Following that triumph, he starred in a drastically different role in Shohei Imamura’s Palm d’Or-winning The Eel (1997). Imamura, one of the maverick directors from the Japanese New Wave of the 1960s, cast Yakusho as a man on the path to redemption following the murder of his adulterous wife. He won a Japanese Academy Award for both performances. 1997 also marked the release of A Lost Paradise, based on the novel by Junichi Watanabe. It features Yakusho as a middle-aged man who has an affair with a woman twenty years younger, ending in tragedy. The film came in second to Hiyao Miyazaki’s Princess Mononoke at the Japanese box office and critics universally praised his performance. That year he also won the prestigious Hochi Film Award for Best Actor for Bounce Ko Gal, a topical film that dealt with high school prostitution. Yet again that year, Yakusho began his collaboration with Kiyoshi Kurosawa with Cure, in which he played an emotionally repressed detective searching for a deranged serial killer. Further films with Kurosawa include the horror-thrillers Charisma, Kairo (a.k.a. Pulse), and Doppleganger .
Koji Yakusho appears tonight at JAPAN CUTS' New York Premiere screening of his latest film The Woodsman and the Rain, followed by a Q&A session and reception. The actor also appears at the July 21 screening of his hit samurai film 13 Assassins. JAPAN CUTS also presents Yakusho’s Shall We Dance?, Chronicle of My Mother, and Cure.

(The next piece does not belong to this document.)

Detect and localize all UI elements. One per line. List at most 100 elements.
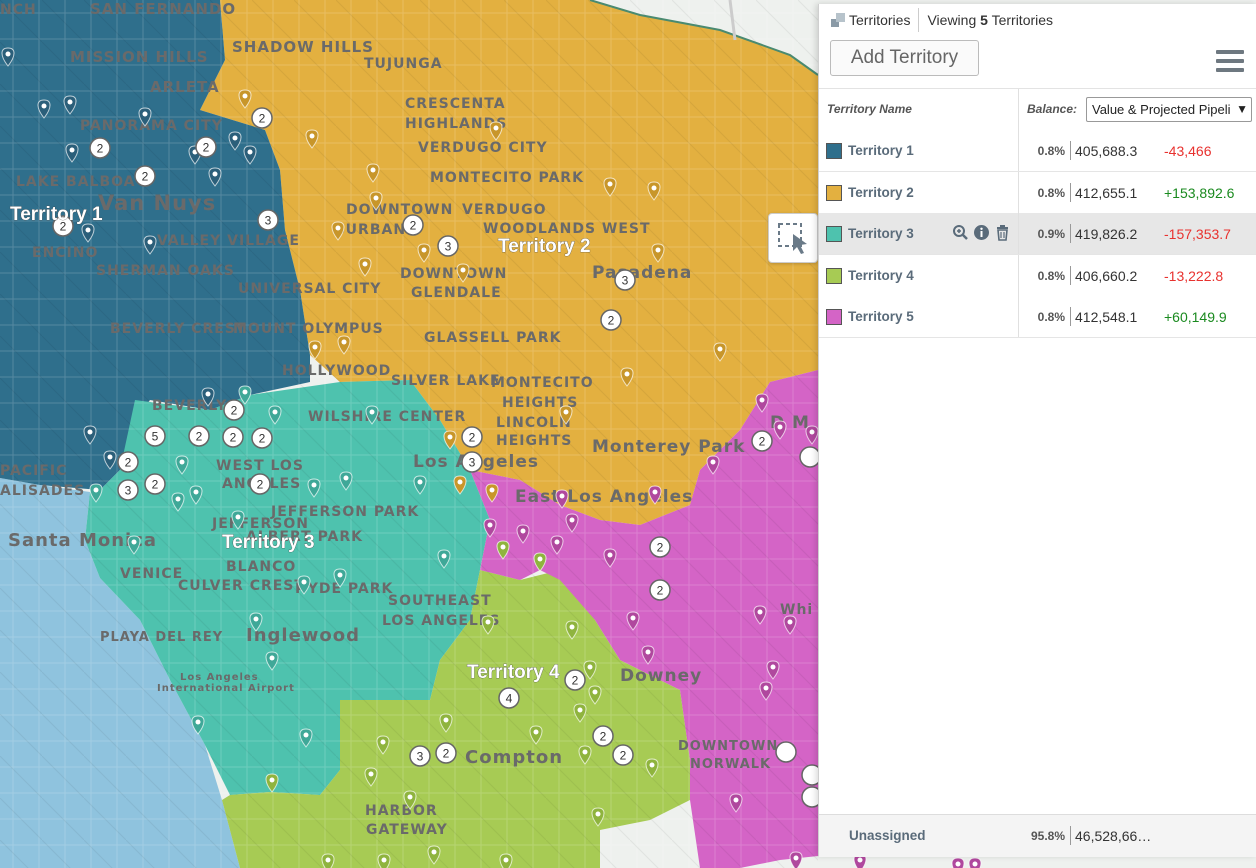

Recently Yakusho directed and starred in the film Toad’s Oil, also screening at JAPAN CUTS a drama about a greedy day trader whose son has a serious accident that results in a coma. Faced with a challenge that cannot be solved by money, Yakusho’s character begins an exploration of emotions and challenges that are new to him. The film received enthusiastically positive reviews from critics and one wonders if the next stage of Yakusho’s career will emulate that of Clint Eastwood or his Japanese contemporary Takeshi Kitano. Considering his long list of accomplishments, it would not be surprising if this versatile actor became one of World Cinema’s preeminent director-performers as well.